Entre os mortos estariam o ministro da Defesa iraniano, Amir Nasirzadeh, e o comandante da Guarda Revolucionária, Mohammed Pakpour. As mortes foram confirmadas por duas fontes familiarizadas com as operações militares de Israel e uma fonte regional ouvidas pela agência internacional Reuters.
A confirmação oficial do ataque foi divulgada pelo ministro da Defesa israelense, Israel Katz, e pelo presidente dos EUA, Donald Trump.
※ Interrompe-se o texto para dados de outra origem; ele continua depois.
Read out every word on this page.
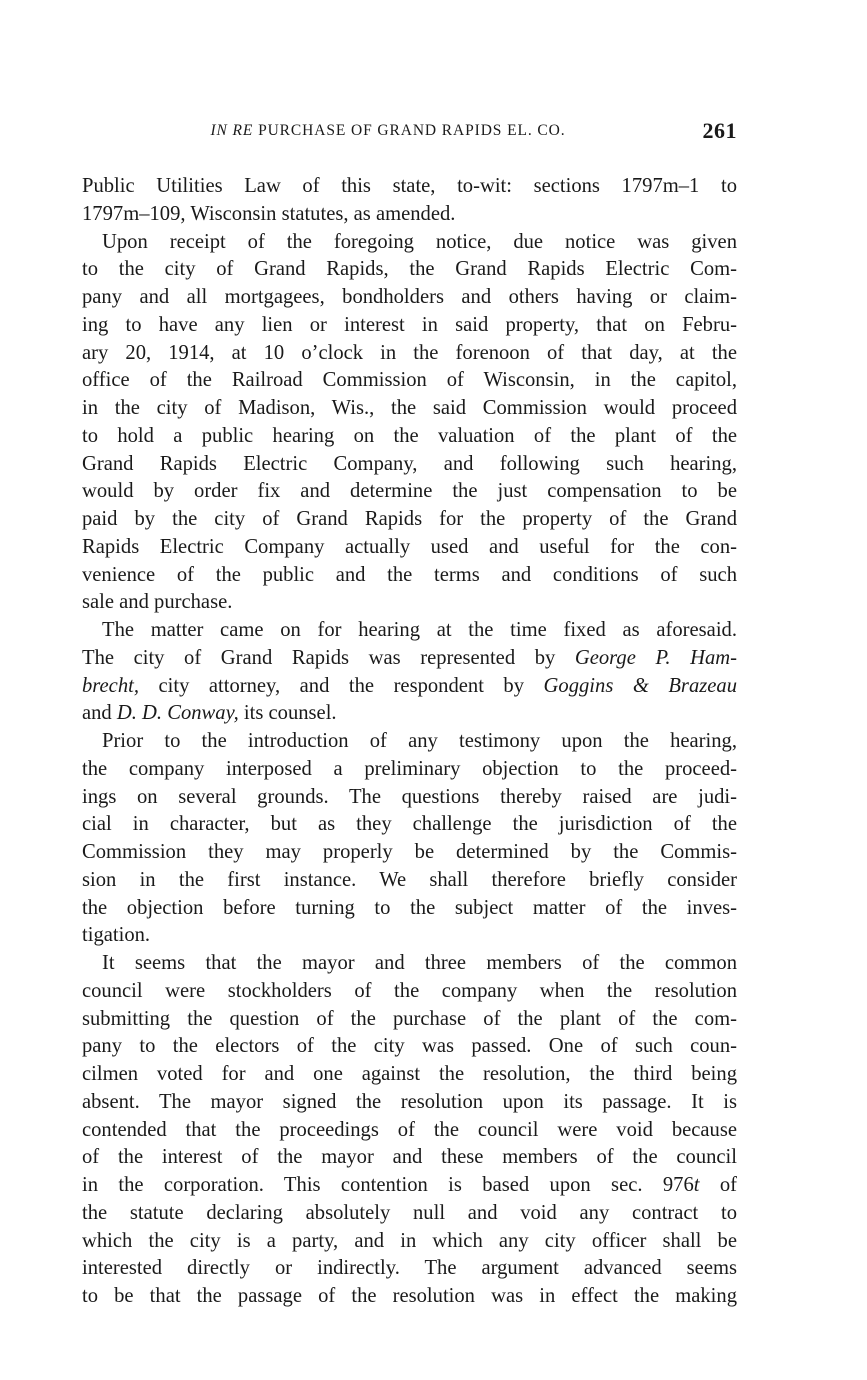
IN RE PURCHASE OF GRAND RAPIDS EL. CO.	261
Public Utilities Law of this state, to-wit: sections 1797m–1 to
1797m–109, Wisconsin statutes, as amended.
Upon receipt of the foregoing notice, due notice was given
to the city of Grand Rapids, the Grand Rapids Electric Com-
pany and all mortgagees, bondholders and others having or claim-
ing to have any lien or interest in said property, that on Febru-
ary 20, 1914, at 10 o’clock in the forenoon of that day, at the
office of the Railroad Commission of Wisconsin, in the capitol,
in the city of Madison, Wis., the said Commission would proceed
to hold a public hearing on the valuation of the plant of the
Grand Rapids Electric Company, and following such hearing,
would by order fix and determine the just compensation to be
paid by the city of Grand Rapids for the property of the Grand
Rapids Electric Company actually used and useful for the con-
venience of the public and the terms and conditions of such
sale and purchase.
The matter came on for hearing at the time fixed as aforesaid.
The city of Grand Rapids was represented by George P. Ham-
brecht, city attorney, and the respondent by Goggins & Brazeau
and D. D. Conway, its counsel.
Prior to the introduction of any testimony upon the hearing,
the company interposed a preliminary objection to the proceed-
ings on several grounds. The questions thereby raised are judi-
cial in character, but as they challenge the jurisdiction of the
Commission they may properly be determined by the Commis-
sion in the first instance. We shall therefore briefly consider
the objection before turning to the subject matter of the inves-
tigation.
It seems that the mayor and three members of the common
council were stockholders of the company when the resolution
submitting the question of the purchase of the plant of the com-
pany to the electors of the city was passed. One of such coun-
cilmen voted for and one against the resolution, the third being
absent. The mayor signed the resolution upon its passage. It is
contended that the proceedings of the council were void because
of the interest of the mayor and these members of the council
in the corporation. This contention is based upon sec. 976t of
the statute declaring absolutely null and void any contract to
which the city is a party, and in which any city officer shall be
interested directly or indirectly. The argument advanced seems
to be that the passage of the resolution was in effect the making
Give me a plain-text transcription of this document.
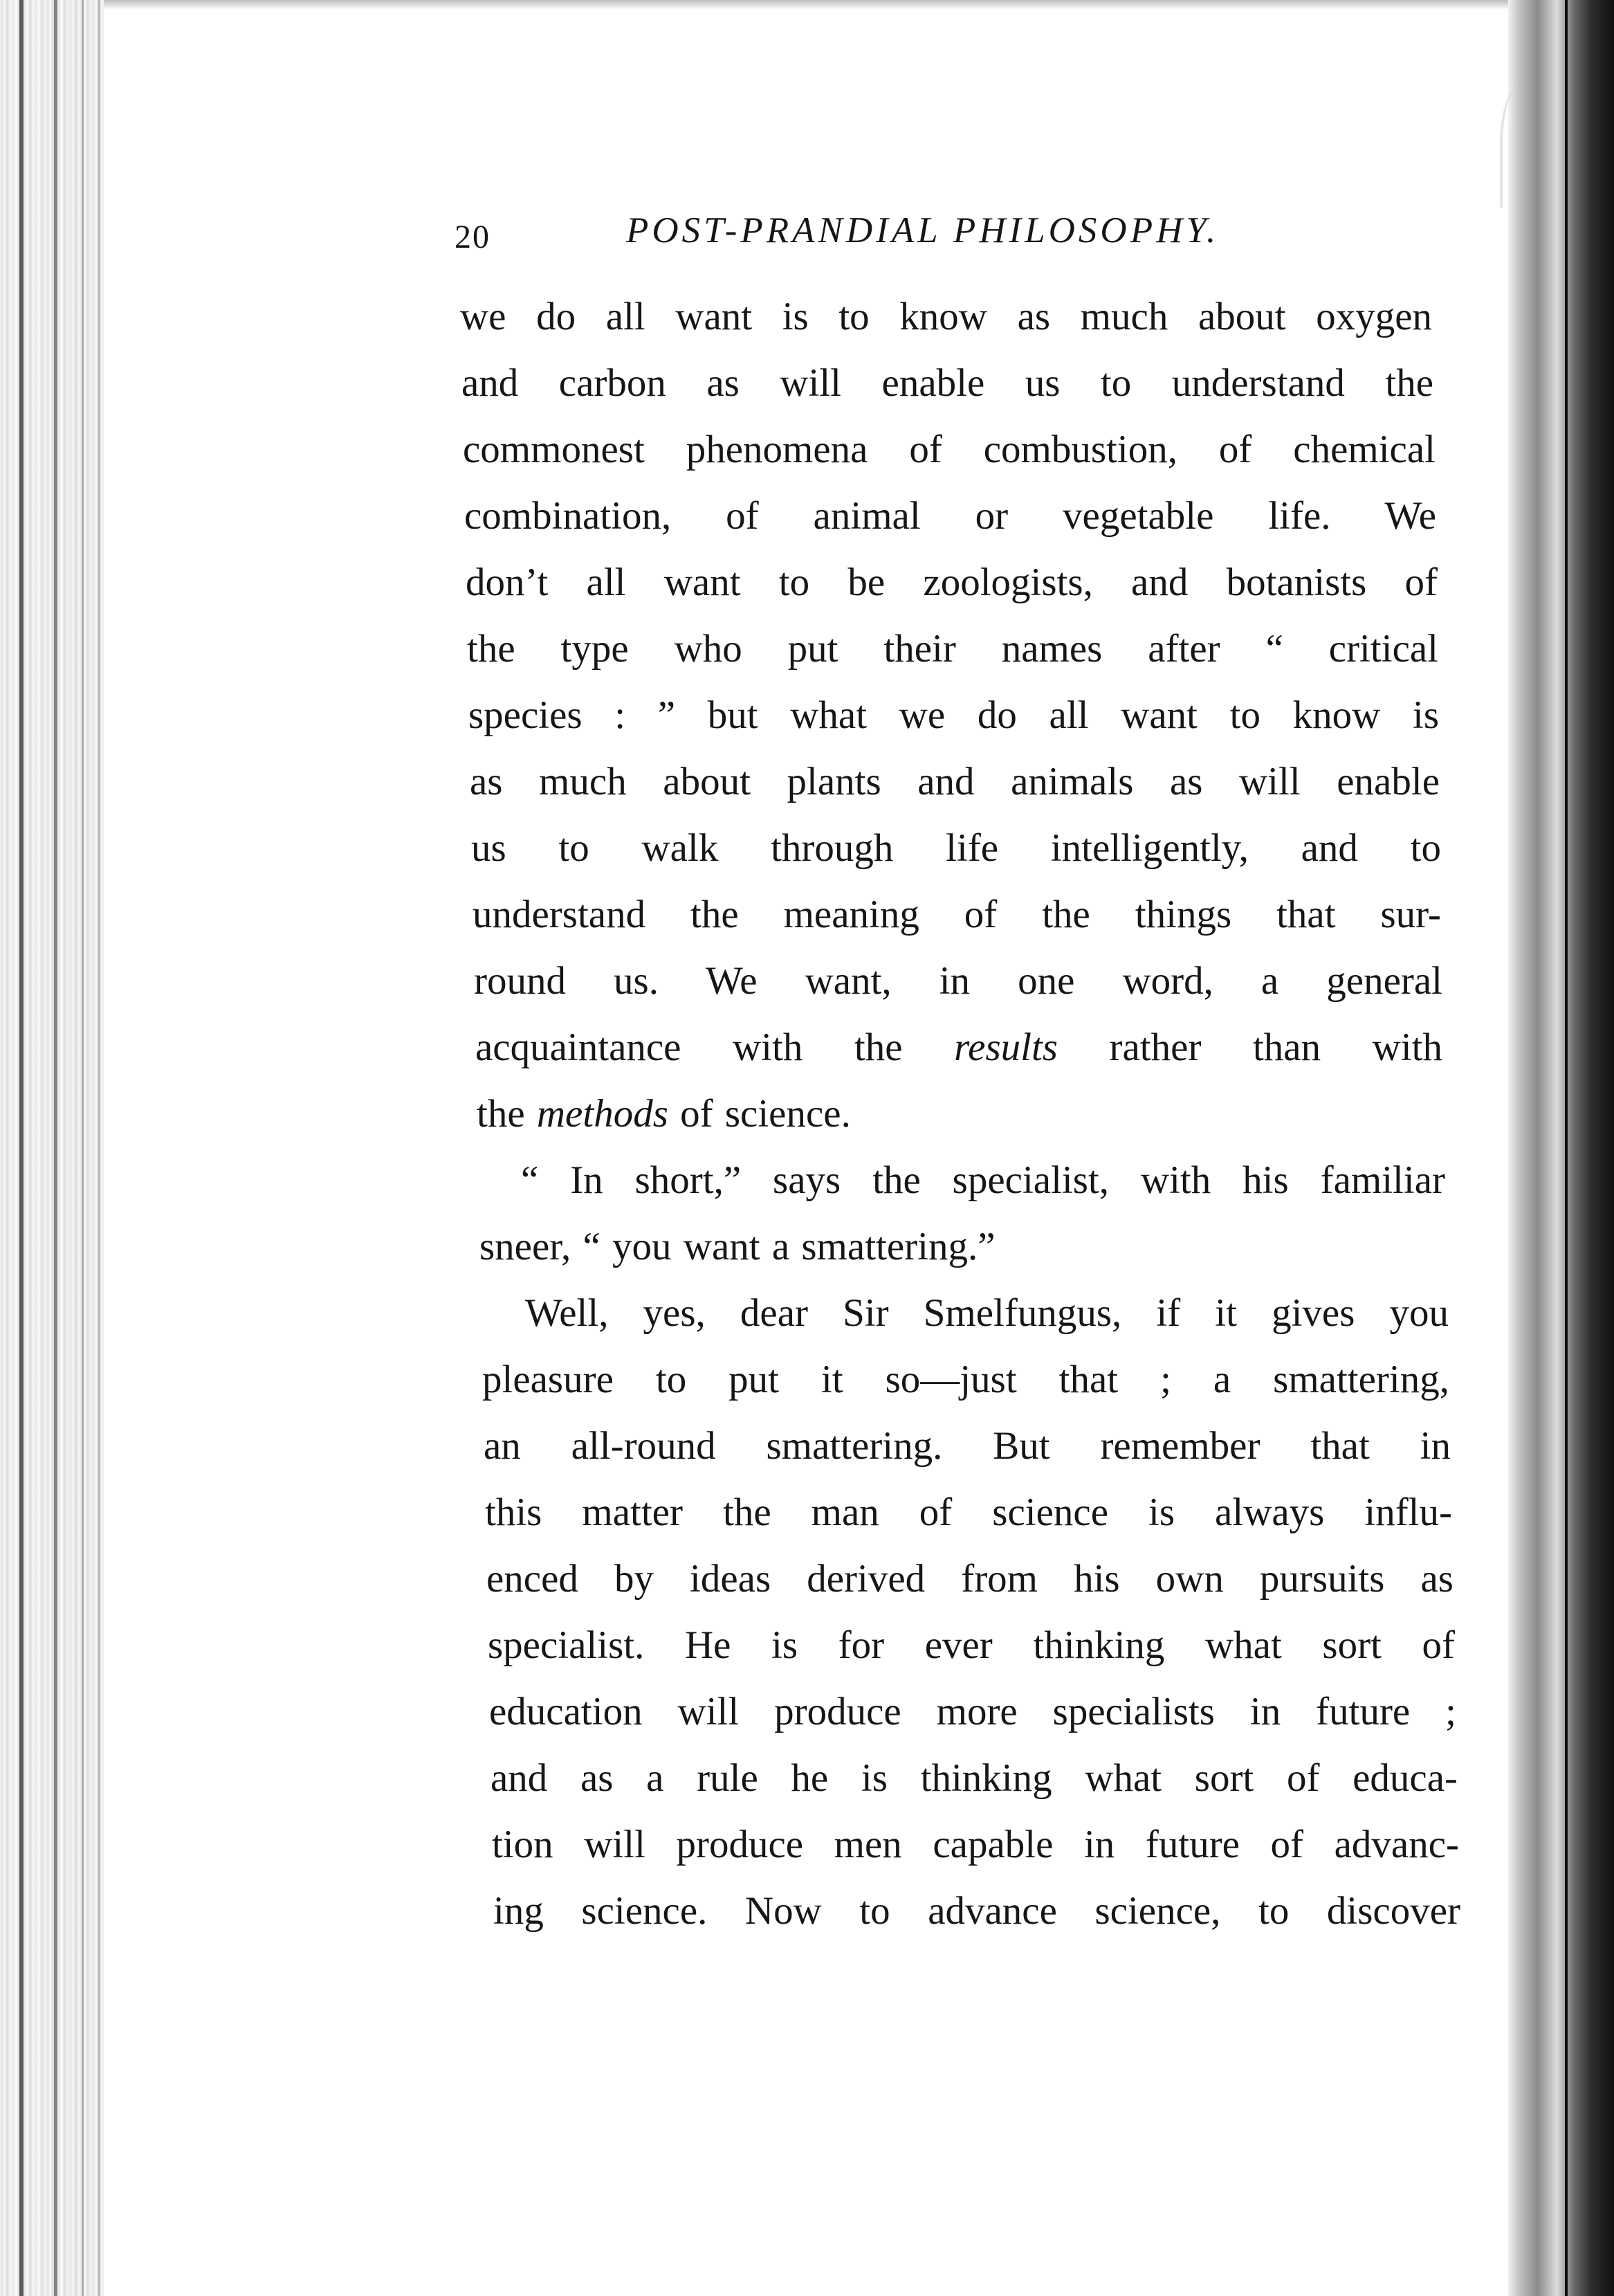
20	POST-PRANDIAL PHILOSOPHY.
we do all want is to know as much about oxygen
and carbon as will enable us to understand the
commonest phenomena of combustion, of chemical
combination, of animal or vegetable life. We
don’t all want to be zoologists, and botanists of
the type who put their names after “ critical
species : ” but what we do all want to know is
as much about plants and animals as will enable
us to walk through life intelligently, and to
understand the meaning of the things that sur-
round us. We want, in one word, a general
acquaintance with the results rather than with
the methods of science.
“ In short,” says the specialist, with his familiar
sneer, “ you want a smattering.”
Well, yes, dear Sir Smelfungus, if it gives you
pleasure to put it so—just that ; a smattering,
an all-round smattering. But remember that in
this matter the man of science is always influ-
enced by ideas derived from his own pursuits as
specialist. He is for ever thinking what sort of
education will produce more specialists in future ;
and as a rule he is thinking what sort of educa-
tion will produce men capable in future of advanc-
ing science. Now to advance science, to discover
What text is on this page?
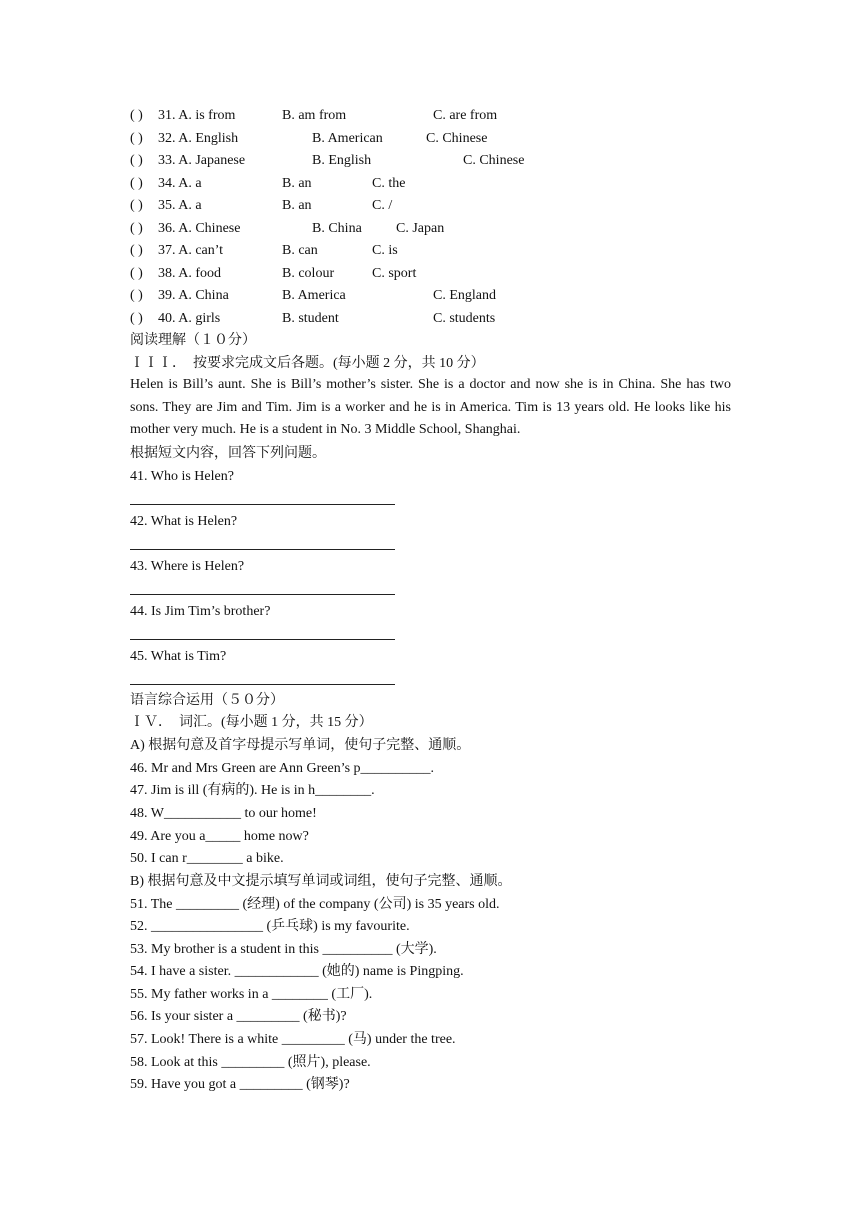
( ) 31. A. is from	B. am from	C. are from
( ) 32. A. English	B. American	C. Chinese
( ) 33. A. Japanese	B. English	C. Chinese
( ) 34. A. a	B. an	C. the
( ) 35. A. a	B. an	C. /
( ) 36. A. Chinese	B. China C. Japan
( ) 37. A. can’t	B. can	C. is
( ) 38. A. food	B. colour	C. sport
( ) 39. A. China	B. America	C. England
( ) 40. A. girls	B. student	C. students
阅读理解（１０分）
ＩＩＩ．　按要求完成文后各题。(每小题 2 分，共 10 分）
Helen is Bill’s aunt. She is Bill’s mother’s sister. She is a doctor and now she is in China. She has two sons. They are Jim and Tim. Jim is a worker and he is in America. Tim is 13 years old. He looks like his mother very much. He is a student in No. 3 Middle School, Shanghai.
根据短文内容，回答下列问题。
41. Who is Helen?
42. What is Helen?
43. Where is Helen?
44. Is Jim Tim’s brother?
45. What is Tim?
语言综合运用（５０分）
ＩＶ．　词汇。(每小题 1 分，共 15 分）
A) 根据句意及首字母提示写单词，使句子完整、通顺。
46. Mr and Mrs Green are Ann Green’s p__________.
47. Jim is ill (有病的). He is in h________.
48. W___________ to our home!
49. Are you a_____ home now?
50. I can r________ a bike.
B) 根据句意及中文提示填写单词或词组，使句子完整、通顺。
51. The _________ (经理) of the company (公司) is 35 years old.
52. ________________ (乒乓球) is my favourite.
53. My brother is a student in this __________ (大学).
54. I have a sister. ____________ (她的) name is Pingping.
55. My father works in a ________ (工厂).
56. Is your sister a _________ (秘书)?
57. Look! There is a white _________ (马) under the tree.
58. Look at this _________ (照片), please.
59. Have you got a _________ (钢琴)?
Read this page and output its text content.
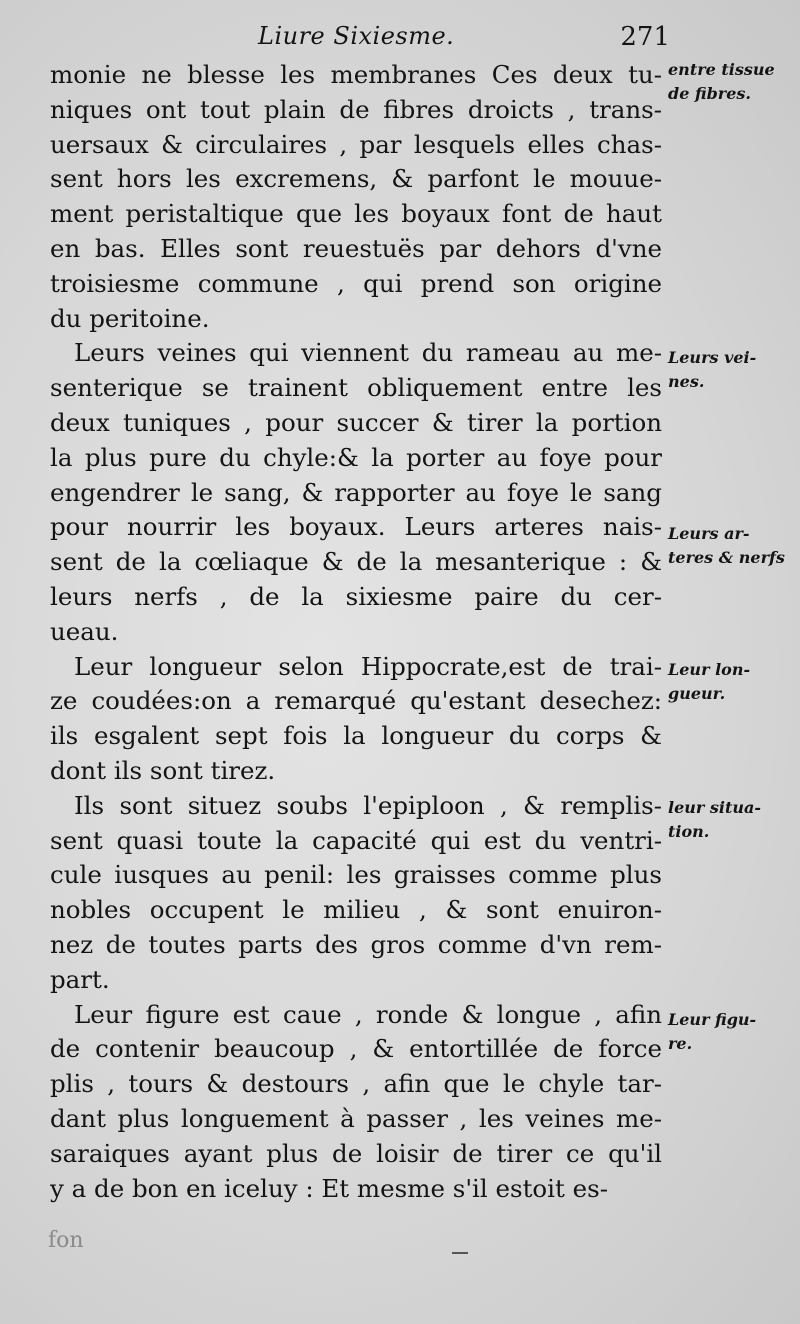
Liure Sixiesme.	271
monie ne blesse les membranes Ces deux tu-
niques ont tout plain de fibres droicts , trans-
uersaux & circulaires , par lesquels elles chas-
sent hors les excremens, & parfont le mouue-
ment peristaltique que les boyaux font de haut
en bas. Elles sont reuestuës par dehors d'vne
troisiesme commune , qui prend son origine
du peritoine.
Leurs veines qui viennent du rameau au me-
senterique se trainent obliquement entre les
deux tuniques , pour succer & tirer la portion
la plus pure du chyle:& la porter au foye pour
engendrer le sang, & rapporter au foye le sang
pour nourrir les boyaux. Leurs arteres nais-
sent de la cœliaque & de la mesanterique : &
leurs nerfs , de la sixiesme paire du cer-
ueau.
Leur longueur selon Hippocrate,est de trai-
ze coudées:on a remarqué qu'estant desechez:
ils esgalent sept fois la longueur du corps &
dont ils sont tirez.
Ils sont situez soubs l'epiploon , & remplis-
sent quasi toute la capacité qui est du ventri-
cule iusques au penil: les graisses comme plus
nobles occupent le milieu , & sont enuiron-
nez de toutes parts des gros comme d'vn rem-
part.
Leur figure est caue , ronde & longue , afin
de contenir beaucoup , & entortillée de force
plis , tours & destours , afin que le chyle tar-
dant plus longuement à passer , les veines me-
saraiques ayant plus de loisir de tirer ce qu'il
y a de bon en iceluy : Et mesme s'il estoit es-
entre tissue
de fibres.
Leurs vei-
nes.
Leurs ar-
teres & nerfs
Leur lon-
gueur.
leur situa-
tion.
Leur figu-
re.
fon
Segundo Katz, os mísseis foram lançados “para eliminar ameaças”.
BALANÇO DE MORTES E FERIDOS
De acordo com o último levantamento divulgado pela Press TV, ao menos 201 pessoas morreram e 747 ficaram feridas em ataques registrados em 24 províncias iranianas.
Entre as vítimas, estão 85 pessoas que morreram após um bombardeio atingir uma escola feminina no sul do país, conforme informou a agência estatal IRNA. A informação foi atribuída ao promotor da cidade de Minab, onde a unidade de ensino estava localizada.
ESCALADA DO CONFLITO
Em pronunciamento divulgado em vídeo de cerca de oito minutos na rede Truth Social, Donald Trump afirmou que os Estados Unidos iniciaram “grandes operações de combate” com o objetivo de enfraquecer as forças armadas iranianas e destruir o programa nuclear do país.
O presidente norte-americano acusou o Irã de rejeitar “todas as oportunidades de renunciar às suas ambições nucleares” e declarou que os EUA “não aguentam mais”.
Diferentemente dos ataques realizados em junho de 2025, quando as ações militares duraram poucas horas, fontes ouvidas pela CNN Internacional afirmaram que, desta vez, as forças armadas norte-americanas planejam manter as ofensivas por vários dias.
RESPOSTA IRANIANA
Em reação às ofensivas, o regime iraniano lançou uma onda de ataques considerados sem precedentes em diferentes pontos do Oriente Médio. Explosões foram registradas em países que abrigam bases militares americanas, incluindo Emirados Árabes Unidos, Catar, Bahrein, Kuwait, Jordânia e Iraque.
A nova escalada militar eleva drasticamente a tensão na região e amplia o risco de um conflito de grandes proporções, com impactos potenciais na segurança internacional e no mercado global de energia.